Phasing out Connecticut’s corporate income tax “surcharge” and eliminating the minimum corporate income and business entity taxes are several ways to make Connecticut’s tax system more competitive and attractive to business, a new report says.
The nine-member Business Tax Policy Board, which was empanelled earlier this year by Gov. Dannel P. Malloy to review state’s business tax policies, has made a series of recommendations to policy makers that identify specific areas of business taxation and other issues, including tax credits, that should be the focus of future legislation and state economic policy.
The board’s members include Chairwoman Catherine Smith, head of the Department of Economic and Community Development; Department of Revenue Services Commissioner Kevin Sullivan; and Comptroller Kevin Lembo.
The Business Tax Policy board also concentrated heavily on the state’s tax credit programs, suggesting that DECD should administer all programs related to business.
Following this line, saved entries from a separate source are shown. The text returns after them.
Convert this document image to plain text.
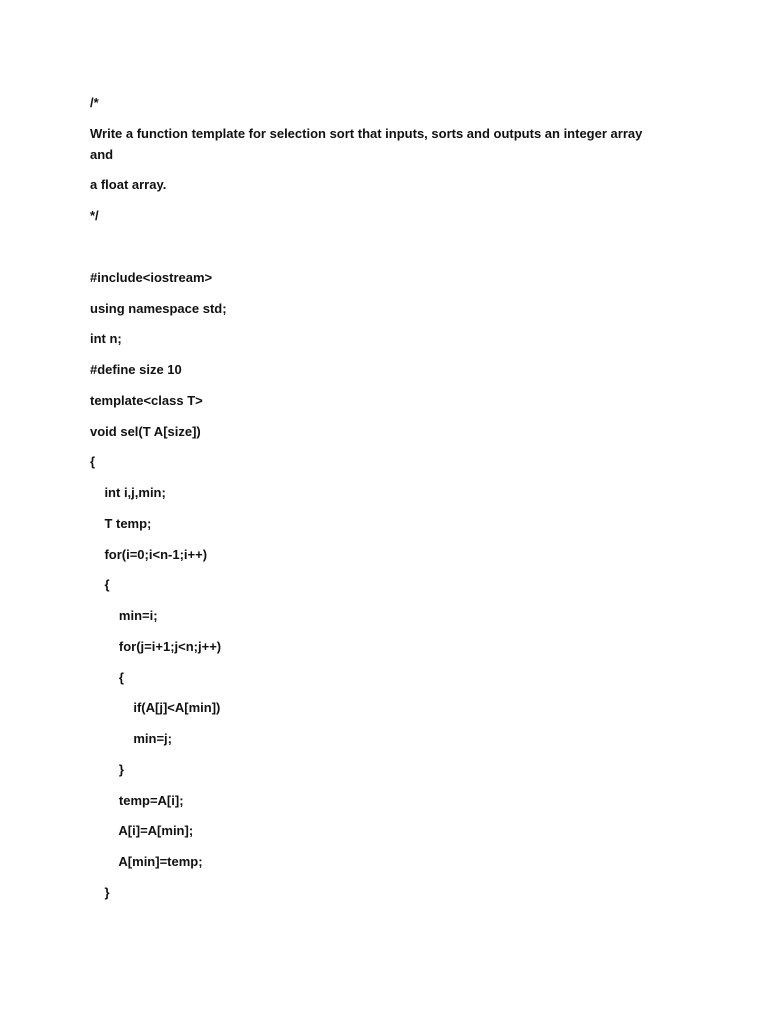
/*
Write a function template for selection sort that inputs, sorts and outputs an integer array
and
a float array.
*/
#include<iostream>
using namespace std;
int n;
#define size 10
template<class T>
void sel(T A[size])
{
int i,j,min;
T temp;
for(i=0;i<n-1;i++)
{
min=i;
for(j=i+1;j<n;j++)
{
if(A[j]<A[min])
min=j;
}
temp=A[i];
A[i]=A[min];
A[min]=temp;
}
The idea is to centralize authority over tax credits and to better align them with the state’s overall economic strategy, officials said.
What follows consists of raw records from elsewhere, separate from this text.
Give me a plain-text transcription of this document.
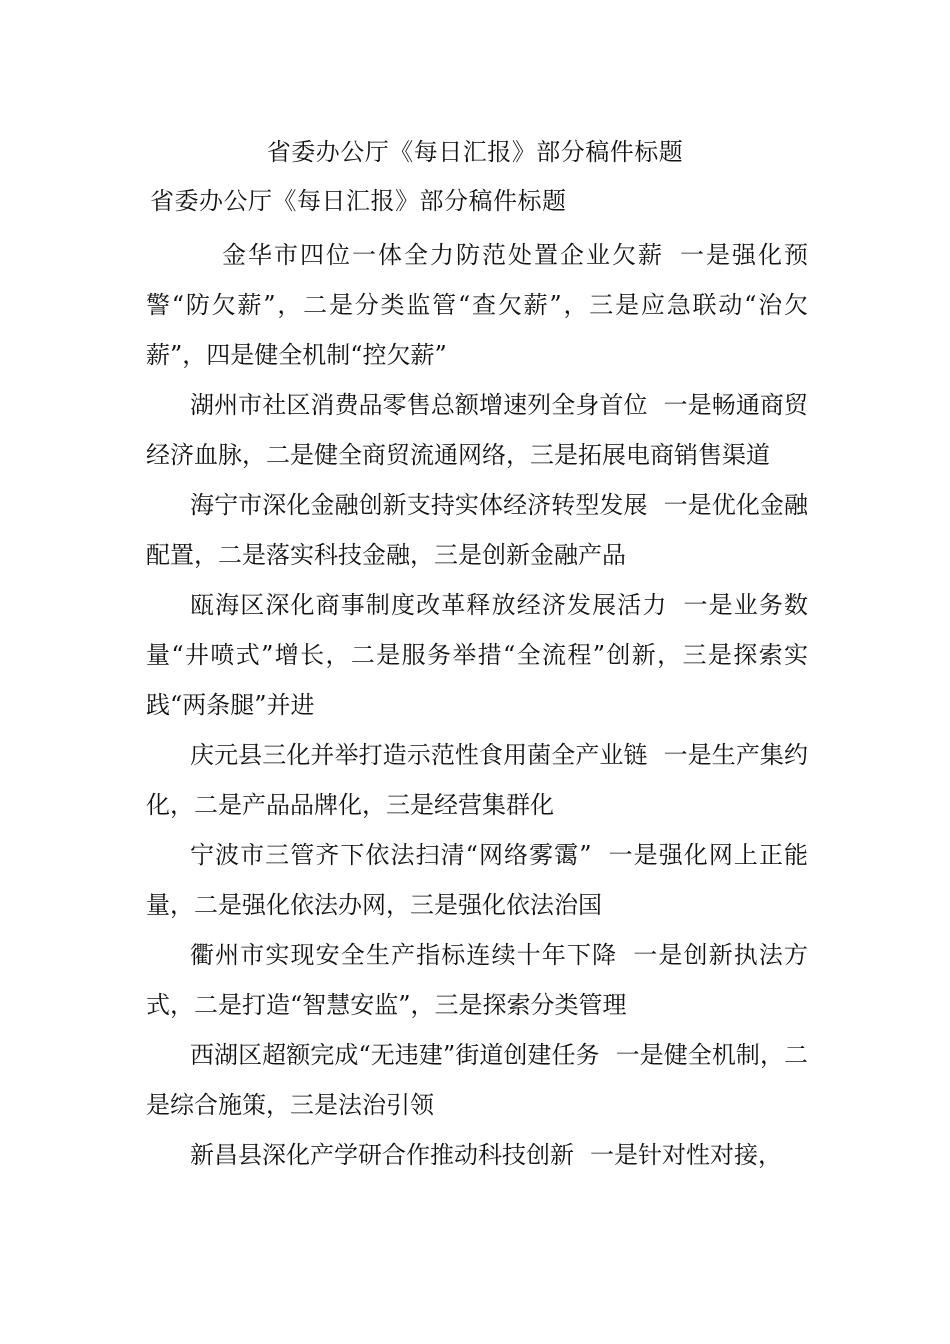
省委办公厅《每日汇报》部分稿件标题
省委办公厅《每日汇报》部分稿件标题

金华市四位一体全力防范处置企业欠薪 一是强化预警“防欠薪”，二是分类监管“查欠薪”，三是应急联动“治欠薪”，四是健全机制“控欠薪”

湖州市社区消费品零售总额增速列全身首位 一是畅通商贸经济血脉，二是健全商贸流通网络，三是拓展电商销售渠道

海宁市深化金融创新支持实体经济转型发展 一是优化金融配置，二是落实科技金融，三是创新金融产品

瓯海区深化商事制度改革释放经济发展活力 一是业务数量“井喷式”增长，二是服务举措“全流程”创新，三是探索实践“两条腿”并进

庆元县三化并举打造示范性食用菌全产业链 一是生产集约化，二是产品品牌化，三是经营集群化

宁波市三管齐下依法扫清“网络雾霭” 一是强化网上正能量，二是强化依法办网，三是强化依法治国

衢州市实现安全生产指标连续十年下降 一是创新执法方式，二是打造“智慧安监”，三是探索分类管理

西湖区超额完成“无违建”街道创建任务 一是健全机制，二是综合施策，三是法治引领

新昌县深化产学研合作推动科技创新 一是针对性对接，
The board also suggests sun setting or consolidating little used tax credits and limiting the expansion of tax credits against personal income tax to protect against the loss of state tax revenue.
Bonnie Stewart, a lobbyist for the Connecticut Business & Industry Association, said the tax policy panel did a good job of taking into account concerns raised by the business community. She said CBIA members were particularly supportive of getting rid of the corporate income tax surcharge and business entity tax.
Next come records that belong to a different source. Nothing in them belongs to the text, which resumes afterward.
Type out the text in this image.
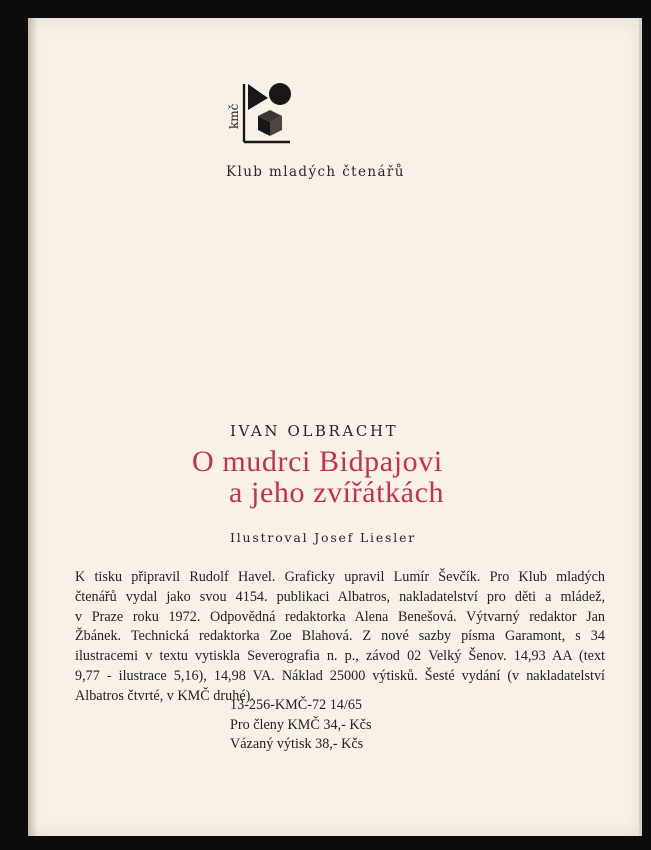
kmč
Klub mladých čtenářů
IVAN OLBRACHT
O mudrci Bidpajovi
a jeho zvířátkách
Ilustroval Josef Liesler
K tisku připravil Rudolf Havel. Graficky upravil Lumír Ševčík. Pro Klub mladých
čtenářů vydal jako svou 4154. publikaci Albatros, nakladatelství pro děti a mládež,
v Praze roku 1972. Odpovědná redaktorka Alena Benešová. Výtvarný redaktor Jan
Žbánek. Technická redaktorka Zoe Blahová. Z nové sazby písma Garamont, s 34
ilustracemi v textu vytiskla Severografia n. p., závod 02 Velký Šenov. 14,93 AA (text
9,77 - ilustrace 5,16), 14,98 VA. Náklad 25000 výtisků. Šesté vydání (v nakladatelství
Albatros čtvrté, v KMČ druhé).
13-256-KMČ-72 14/65
Pro členy KMČ 34,- Kčs
Vázaný výtisk 38,- Kčs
“The board stressed the importance of consistency and stability in the tax code, which is important,” Stewart said.
However, the CBIA does have concerns related to transparency issues. Stewart said CBIA would not support any changes that would require disclosure of individual income tax returns or proprietary information about an individual company receiving tax credits or incentives from the state.
Before any recommendations become policy they will be fully vetted for their fiscal and economic impact, and ultimately Malloy and the legislature will make any final decisions, officials said.
And changes won’t happen overnight, but instead likely occur over a six-year period.
Other suggestions made by board include:
• Providing annual budget reporting that tracks total cumulative authorized and claimed credits.
• Requiring annual, combined on-line business/tax registration as a condition of legally engaging in business but eliminate the business termination fee.
• Providing a searchable DECD database for state tax credits and other business assistance programs as well as periodic reporting.
• Phasing down sales taxes on consumer purchases.
• Phasing out taxation of business-to-business computer and data-processing services, analysis, management and management consulting services.